888 Holdings Pushes On With Its Bwin-party Acquisition Schedule

Friday statement deals with administrative arrangements

Whilst the victor in the 888-GVC bidding war for Bwin-Party has still to be decided, 888 Holdings pushed ahead with its plans Friday, issuing a stock exchange statement outlining its schedule in the event of a successful outcome, although the header incorporates a caution that investors should not make any decision in relation to the new 888 shares except on the basis of information in a prospectus and scheme document.
Headed "Recommended offer for bwin.party digital entertainment plc by 888 Acquisitions Limited, a subsidiary of 888 Holdings plc Publication of Scheme Document, Prospectus and Circular" the statement confirms that on the boards of 888 and bwin.party announced the recommended offer for bwin.party by 888 Acquisitions, to be implemented by means of a scheme of arrangement under Part VIII of the Gibraltar Companies Act 2014 (The Scheme).
It goes on to advise that the boards of 888 and bwin.party announce that the circular in relation to the Scheme, the class 1 circular in relation to the 888 offer, and a prospectus in relation to the new ordinary shares in the capital of 888 to be allotted and issued to the shareholders of bwin.party was published Friday.
888 shareholders will shortly receive a copy of the 888 Circular and the Prospectus, on which the 888 General Meeting will be held on at 5 p.m. (Gibraltar time) at 888's offices to allow 888 shareholders to vote on the resolutions required to approve and implement the offer and related matters.
The statement advises further that Bwin-Party shareholders will also receive documents relating to the offer, giving them information on the full terms and conditions of the Scheme; an explanatory statement in compliance with Part VIII of the Gibraltar Companies Act 2014; notices of the required meetings of bwin.party shareholders; and an indicative timetable of principal events and details of the action to be taken by bwin.party Shareholders.
"As set out in the Scheme Document, in order to become effective, the Scheme will require, amongst other things, the approval of bwin.party Shareholders at the bwin.party Court Meeting representing not less than 75 percent in value of the Scheme Shares voted," the statement advises.
"The bwin.party Court Meeting and the bwin.party General Meeting will each be held at The Caleta Hotel, Catalan Bay, Gibraltar at 11 am Gibraltar time on to allow bwin.party Shareholders to vote on the resolutions required to approve and implement the Scheme and the Offer."
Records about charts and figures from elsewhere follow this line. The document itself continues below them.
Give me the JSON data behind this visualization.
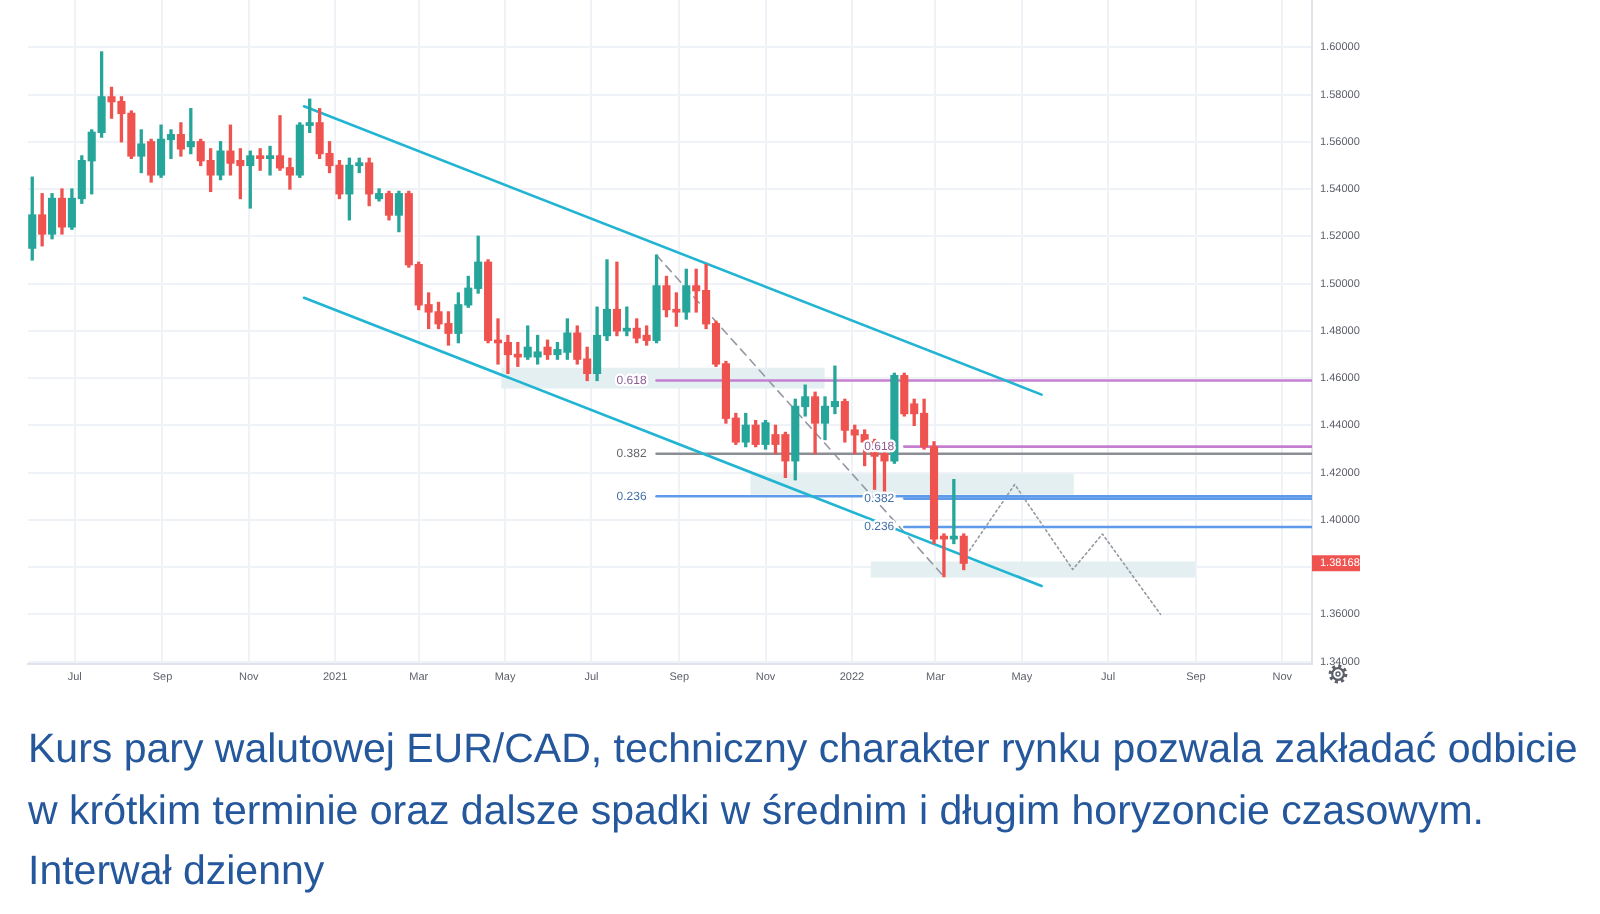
{
  "chart_data": {
    "type": "candlestick",
    "x": [
      "2020-06-01",
      "2020-06-08",
      "2020-06-15",
      "2020-06-22",
      "2020-06-29",
      "2020-07-06",
      "2020-07-13",
      "2020-07-20",
      "2020-07-27",
      "2020-08-03",
      "2020-08-10",
      "2020-08-17",
      "2020-08-24",
      "2020-08-31",
      "2020-09-07",
      "2020-09-14",
      "2020-09-21",
      "2020-09-28",
      "2020-10-05",
      "2020-10-12",
      "2020-10-19",
      "2020-10-26",
      "2020-11-02",
      "2020-11-09",
      "2020-11-16",
      "2020-11-23",
      "2020-11-30",
      "2020-12-07",
      "2020-12-14",
      "2020-12-21",
      "2020-12-28",
      "2021-01-04",
      "2021-01-11",
      "2021-01-18",
      "2021-01-25",
      "2021-02-01",
      "2021-02-08",
      "2021-02-15",
      "2021-02-22",
      "2021-03-01",
      "2021-03-08",
      "2021-03-15",
      "2021-03-22",
      "2021-03-29",
      "2021-04-05",
      "2021-04-12",
      "2021-04-19",
      "2021-04-26",
      "2021-05-03",
      "2021-05-10",
      "2021-05-17",
      "2021-05-24",
      "2021-05-31",
      "2021-06-07",
      "2021-06-14",
      "2021-06-21",
      "2021-06-28",
      "2021-07-05",
      "2021-07-12",
      "2021-07-19",
      "2021-07-26",
      "2021-08-02",
      "2021-08-09",
      "2021-08-16",
      "2021-08-23",
      "2021-08-30",
      "2021-09-06",
      "2021-09-13",
      "2021-09-20",
      "2021-09-27",
      "2021-10-04",
      "2021-10-11",
      "2021-10-18",
      "2021-10-25",
      "2021-11-01",
      "2021-11-08",
      "2021-11-15",
      "2021-11-22",
      "2021-11-29",
      "2021-12-06",
      "2021-12-13",
      "2021-12-20",
      "2021-12-27",
      "2022-01-03",
      "2022-01-10",
      "2022-01-17",
      "2022-01-24",
      "2022-01-31",
      "2022-02-07",
      "2022-02-14",
      "2022-02-21",
      "2022-02-28",
      "2022-03-07",
      "2022-03-14",
      "2022-03-21"
    ],
    "ohlc": [
      [
        1.515,
        1.545,
        1.51,
        1.529
      ],
      [
        1.529,
        1.538,
        1.516,
        1.521
      ],
      [
        1.521,
        1.538,
        1.519,
        1.536
      ],
      [
        1.536,
        1.54,
        1.521,
        1.524
      ],
      [
        1.524,
        1.54,
        1.523,
        1.536
      ],
      [
        1.536,
        1.554,
        1.534,
        1.552
      ],
      [
        1.552,
        1.565,
        1.538,
        1.564
      ],
      [
        1.564,
        1.598,
        1.562,
        1.579
      ],
      [
        1.579,
        1.583,
        1.57,
        1.577
      ],
      [
        1.577,
        1.579,
        1.56,
        1.572
      ],
      [
        1.572,
        1.573,
        1.553,
        1.554
      ],
      [
        1.554,
        1.565,
        1.547,
        1.559
      ],
      [
        1.56,
        1.561,
        1.543,
        1.546
      ],
      [
        1.546,
        1.567,
        1.545,
        1.561
      ],
      [
        1.561,
        1.565,
        1.553,
        1.563
      ],
      [
        1.563,
        1.568,
        1.554,
        1.557
      ],
      [
        1.558,
        1.574,
        1.555,
        1.56
      ],
      [
        1.56,
        1.561,
        1.55,
        1.552
      ],
      [
        1.552,
        1.557,
        1.539,
        1.546
      ],
      [
        1.546,
        1.56,
        1.544,
        1.556
      ],
      [
        1.556,
        1.567,
        1.546,
        1.551
      ],
      [
        1.552,
        1.557,
        1.536,
        1.55
      ],
      [
        1.55,
        1.556,
        1.532,
        1.554
      ],
      [
        1.554,
        1.557,
        1.548,
        1.553
      ],
      [
        1.553,
        1.558,
        1.546,
        1.554
      ],
      [
        1.554,
        1.571,
        1.548,
        1.549
      ],
      [
        1.549,
        1.553,
        1.54,
        1.546
      ],
      [
        1.546,
        1.568,
        1.545,
        1.567
      ],
      [
        1.567,
        1.578,
        1.564,
        1.568
      ],
      [
        1.568,
        1.574,
        1.553,
        1.555
      ],
      [
        1.555,
        1.56,
        1.547,
        1.55
      ],
      [
        1.55,
        1.552,
        1.536,
        1.538
      ],
      [
        1.538,
        1.553,
        1.527,
        1.55
      ],
      [
        1.55,
        1.553,
        1.547,
        1.551
      ],
      [
        1.551,
        1.553,
        1.533,
        1.538
      ],
      [
        1.536,
        1.54,
        1.535,
        1.538
      ],
      [
        1.538,
        1.539,
        1.527,
        1.529
      ],
      [
        1.529,
        1.539,
        1.522,
        1.538
      ],
      [
        1.538,
        1.539,
        1.507,
        1.508
      ],
      [
        1.508,
        1.509,
        1.489,
        1.491
      ],
      [
        1.491,
        1.496,
        1.481,
        1.488
      ],
      [
        1.488,
        1.492,
        1.481,
        1.483
      ],
      [
        1.483,
        1.488,
        1.474,
        1.479
      ],
      [
        1.479,
        1.496,
        1.475,
        1.491
      ],
      [
        1.491,
        1.503,
        1.49,
        1.498
      ],
      [
        1.498,
        1.52,
        1.496,
        1.509
      ],
      [
        1.509,
        1.51,
        1.475,
        1.476
      ],
      [
        1.476,
        1.485,
        1.466,
        1.475
      ],
      [
        1.475,
        1.478,
        1.462,
        1.47
      ],
      [
        1.47,
        1.475,
        1.465,
        1.469
      ],
      [
        1.469,
        1.482,
        1.468,
        1.473
      ],
      [
        1.469,
        1.478,
        1.466,
        1.471
      ],
      [
        1.473,
        1.476,
        1.468,
        1.47
      ],
      [
        1.47,
        1.475,
        1.468,
        1.472
      ],
      [
        1.471,
        1.485,
        1.468,
        1.479
      ],
      [
        1.479,
        1.482,
        1.466,
        1.468
      ],
      [
        1.468,
        1.473,
        1.459,
        1.462
      ],
      [
        1.462,
        1.49,
        1.459,
        1.478
      ],
      [
        1.478,
        1.51,
        1.476,
        1.489
      ],
      [
        1.489,
        1.509,
        1.478,
        1.48
      ],
      [
        1.48,
        1.49,
        1.478,
        1.481
      ],
      [
        1.481,
        1.485,
        1.475,
        1.477
      ],
      [
        1.478,
        1.482,
        1.474,
        1.476
      ],
      [
        1.476,
        1.512,
        1.475,
        1.499
      ],
      [
        1.499,
        1.503,
        1.486,
        1.489
      ],
      [
        1.489,
        1.496,
        1.482,
        1.488
      ],
      [
        1.488,
        1.506,
        1.485,
        1.499
      ],
      [
        1.499,
        1.506,
        1.488,
        1.497
      ],
      [
        1.497,
        1.508,
        1.481,
        1.483
      ],
      [
        1.483,
        1.484,
        1.465,
        1.466
      ],
      [
        1.466,
        1.467,
        1.441,
        1.443
      ],
      [
        1.443,
        1.445,
        1.432,
        1.433
      ],
      [
        1.433,
        1.445,
        1.431,
        1.44
      ],
      [
        1.44,
        1.442,
        1.431,
        1.432
      ],
      [
        1.432,
        1.442,
        1.43,
        1.441
      ],
      [
        1.436,
        1.44,
        1.428,
        1.432
      ],
      [
        1.436,
        1.437,
        1.418,
        1.425
      ],
      [
        1.425,
        1.451,
        1.417,
        1.448
      ],
      [
        1.448,
        1.457,
        1.444,
        1.452
      ],
      [
        1.452,
        1.454,
        1.428,
        1.441
      ],
      [
        1.441,
        1.452,
        1.434,
        1.448
      ],
      [
        1.448,
        1.465,
        1.445,
        1.45
      ],
      [
        1.45,
        1.451,
        1.433,
        1.438
      ],
      [
        1.438,
        1.44,
        1.428,
        1.436
      ],
      [
        1.436,
        1.438,
        1.423,
        1.433
      ],
      [
        1.433,
        1.434,
        1.413,
        1.427
      ],
      [
        1.428,
        1.431,
        1.411,
        1.425
      ],
      [
        1.425,
        1.462,
        1.424,
        1.461
      ],
      [
        1.461,
        1.462,
        1.444,
        1.445
      ],
      [
        1.449,
        1.451,
        1.44,
        1.445
      ],
      [
        1.445,
        1.451,
        1.43,
        1.431
      ],
      [
        1.431,
        1.433,
        1.39,
        1.392
      ],
      [
        1.393,
        1.394,
        1.376,
        1.392
      ],
      [
        1.392,
        1.417,
        1.39,
        1.393
      ],
      [
        1.393,
        1.394,
        1.379,
        1.38168
      ]
    ],
    "colors": [
      "#26a69a",
      "#ef5350",
      "#26a69a",
      "#ef5350",
      "#26a69a",
      "#26a69a",
      "#26a69a",
      "#26a69a",
      "#ef5350",
      "#ef5350",
      "#ef5350",
      "#26a69a",
      "#ef5350",
      "#26a69a",
      "#26a69a",
      "#ef5350",
      "#26a69a",
      "#ef5350",
      "#ef5350",
      "#26a69a",
      "#ef5350",
      "#ef5350",
      "#26a69a",
      "#ef5350",
      "#26a69a",
      "#ef5350",
      "#ef5350",
      "#26a69a",
      "#26a69a",
      "#ef5350",
      "#ef5350",
      "#ef5350",
      "#26a69a",
      "#26a69a",
      "#ef5350",
      "#26a69a",
      "#ef5350",
      "#26a69a",
      "#ef5350",
      "#ef5350",
      "#ef5350",
      "#ef5350",
      "#ef5350",
      "#26a69a",
      "#26a69a",
      "#26a69a",
      "#ef5350",
      "#ef5350",
      "#ef5350",
      "#ef5350",
      "#26a69a",
      "#26a69a",
      "#ef5350",
      "#26a69a",
      "#26a69a",
      "#ef5350",
      "#ef5350",
      "#26a69a",
      "#26a69a",
      "#ef5350",
      "#26a69a",
      "#ef5350",
      "#ef5350",
      "#26a69a",
      "#ef5350",
      "#ef5350",
      "#26a69a",
      "#ef5350",
      "#ef5350",
      "#ef5350",
      "#ef5350",
      "#ef5350",
      "#26a69a",
      "#ef5350",
      "#26a69a",
      "#ef5350",
      "#ef5350",
      "#26a69a",
      "#26a69a",
      "#ef5350",
      "#26a69a",
      "#26a69a",
      "#ef5350",
      "#ef5350",
      "#ef5350",
      "#ef5350",
      "#ef5350",
      "#26a69a",
      "#ef5350",
      "#ef5350",
      "#ef5350",
      "#ef5350",
      "#ef5350",
      "#26a69a",
      "#ef5350"
    ],
    "series": [
      {
        "type": "line",
        "x": [
          "2021-04-29",
          "2021-12-12"
        ],
        "values": [
          null,
          null
        ],
        "lower": [
          1.456,
          1.456
        ],
        "upper": [
          1.464,
          1.464
        ],
        "color": "#e4eff1"
      },
      {
        "type": "line",
        "x": [
          "2021-10-22",
          "2022-06-06"
        ],
        "values": [
          null,
          null
        ],
        "lower": [
          1.411,
          1.411
        ],
        "upper": [
          1.419,
          1.419
        ],
        "color": "#e4eff1"
      },
      {
        "type": "line",
        "x": [
          "2022-01-15",
          "2022-08-31"
        ],
        "values": [
          null,
          null
        ],
        "lower": [
          1.376,
          1.376
        ],
        "upper": [
          1.382,
          1.382
        ],
        "color": "#e4eff1"
      },
      {
        "type": "line",
        "x": [
          "2020-12-10",
          "2022-05-15"
        ],
        "values": [
          1.575,
          1.453
        ],
        "color": "#22b5d3",
        "line_style": "solid"
      },
      {
        "type": "line",
        "x": [
          "2020-12-10",
          "2022-05-15"
        ],
        "values": [
          1.494,
          1.372
        ],
        "color": "#22b5d3",
        "line_style": "solid"
      },
      {
        "type": "line",
        "x": [
          "2021-08-16",
          "2022-11-22"
        ],
        "values": [
          1.459,
          1.459
        ],
        "color": "#c47fd1",
        "line_style": "solid"
      },
      {
        "type": "line",
        "x": [
          "2021-08-16",
          "2022-11-22"
        ],
        "values": [
          1.428,
          1.428
        ],
        "color": "#8c8e96",
        "line_style": "solid"
      },
      {
        "type": "line",
        "x": [
          "2021-08-16",
          "2022-11-22"
        ],
        "values": [
          1.41,
          1.41
        ],
        "color": "#5d9bea",
        "line_style": "solid"
      },
      {
        "type": "line",
        "x": [
          "2022-02-07",
          "2022-11-22"
        ],
        "values": [
          1.431,
          1.431
        ],
        "color": "#c47fd1",
        "line_style": "solid"
      },
      {
        "type": "line",
        "x": [
          "2022-02-07",
          "2022-11-22"
        ],
        "values": [
          1.409,
          1.409
        ],
        "color": "#5d9bea",
        "line_style": "solid"
      },
      {
        "type": "line",
        "x": [
          "2022-02-07",
          "2022-11-22"
        ],
        "values": [
          1.397,
          1.397
        ],
        "color": "#5d9bea",
        "line_style": "solid"
      },
      {
        "type": "line",
        "x": [
          "2021-08-16",
          "2022-03-07"
        ],
        "values": [
          1.512,
          1.376
        ],
        "color": "#9598a1",
        "line_style": "dashed"
      },
      {
        "type": "line",
        "x": [
          "2022-03-25",
          "2022-04-26",
          "2022-06-06",
          "2022-06-27",
          "2022-08-07"
        ],
        "values": [
          1.387,
          1.415,
          1.379,
          1.394,
          1.36
        ],
        "color": "#9598a1",
        "line_style": "dotted"
      }
    ],
    "xlim": [
      "2020-05-29",
      "2022-11-22"
    ],
    "xticks": [
      {
        "value": "2020-07-01",
        "label": "Jul"
      },
      {
        "value": "2020-09-01",
        "label": "Sep"
      },
      {
        "value": "2020-11-01",
        "label": "Nov"
      },
      {
        "value": "2021-01-01",
        "label": "2021"
      },
      {
        "value": "2021-03-01",
        "label": "Mar"
      },
      {
        "value": "2021-05-01",
        "label": "May"
      },
      {
        "value": "2021-07-01",
        "label": "Jul"
      },
      {
        "value": "2021-09-01",
        "label": "Sep"
      },
      {
        "value": "2021-11-01",
        "label": "Nov"
      },
      {
        "value": "2022-01-01",
        "label": "2022"
      },
      {
        "value": "2022-03-01",
        "label": "Mar"
      },
      {
        "value": "2022-05-01",
        "label": "May"
      },
      {
        "value": "2022-07-01",
        "label": "Jul"
      },
      {
        "value": "2022-09-01",
        "label": "Sep"
      },
      {
        "value": "2022-11-01",
        "label": "Nov"
      }
    ],
    "ylim": [
      1.339,
      1.62
    ],
    "yticks": [
      {
        "value": 1.34,
        "label": "1.34000"
      },
      {
        "value": 1.36,
        "label": "1.36000"
      },
      {
        "value": 1.38,
        "label": null
      },
      {
        "value": 1.4,
        "label": "1.40000"
      },
      {
        "value": 1.42,
        "label": "1.42000"
      },
      {
        "value": 1.44,
        "label": "1.44000"
      },
      {
        "value": 1.46,
        "label": "1.46000"
      },
      {
        "value": 1.48,
        "label": "1.48000"
      },
      {
        "value": 1.5,
        "label": "1.50000"
      },
      {
        "value": 1.52,
        "label": "1.52000"
      },
      {
        "value": 1.54,
        "label": "1.54000"
      },
      {
        "value": 1.56,
        "label": "1.56000"
      },
      {
        "value": 1.58,
        "label": "1.58000"
      },
      {
        "value": 1.6,
        "label": "1.60000"
      }
    ],
    "grid": true,
    "annotations": [
      "Kurs pary walutowej EUR/CAD, techniczny charakter rynku pozwala zakładać odbicie w krótkim terminie oraz dalsze spadki w średnim i długim horyzoncie czasowym. Interwał dzienny",
      {
        "text": "0.618",
        "x": "2021-08-16",
        "y": 1.459
      },
      {
        "text": "0.382",
        "x": "2021-08-16",
        "y": 1.428
      },
      {
        "text": "0.236",
        "x": "2021-08-16",
        "y": 1.41
      },
      {
        "text": "0.618",
        "x": "2022-02-07",
        "y": 1.431
      },
      {
        "text": "0.382",
        "x": "2022-02-07",
        "y": 1.409
      },
      {
        "text": "0.236",
        "x": "2022-02-07",
        "y": 1.397
      },
      {
        "text": "1.38168",
        "y": 1.38168
      }
    ]
  }
}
In addition to shareholder approval, the statement notes that a deal is conditional on the satisfaction of certain anti-trust and regulatory conditions, receipt of a decision from the UKLA to admit the New 888 Shares to the UKLA Official List with a premium listing and a decision from the London Stock Exchange to admit the New 888 Shares to trading on the main market of the London Stock Exchange and the sanction of the Scheme by the Court as further set out in the Scheme Document.
The statement ends with a detailed timetable of events through to February 2016.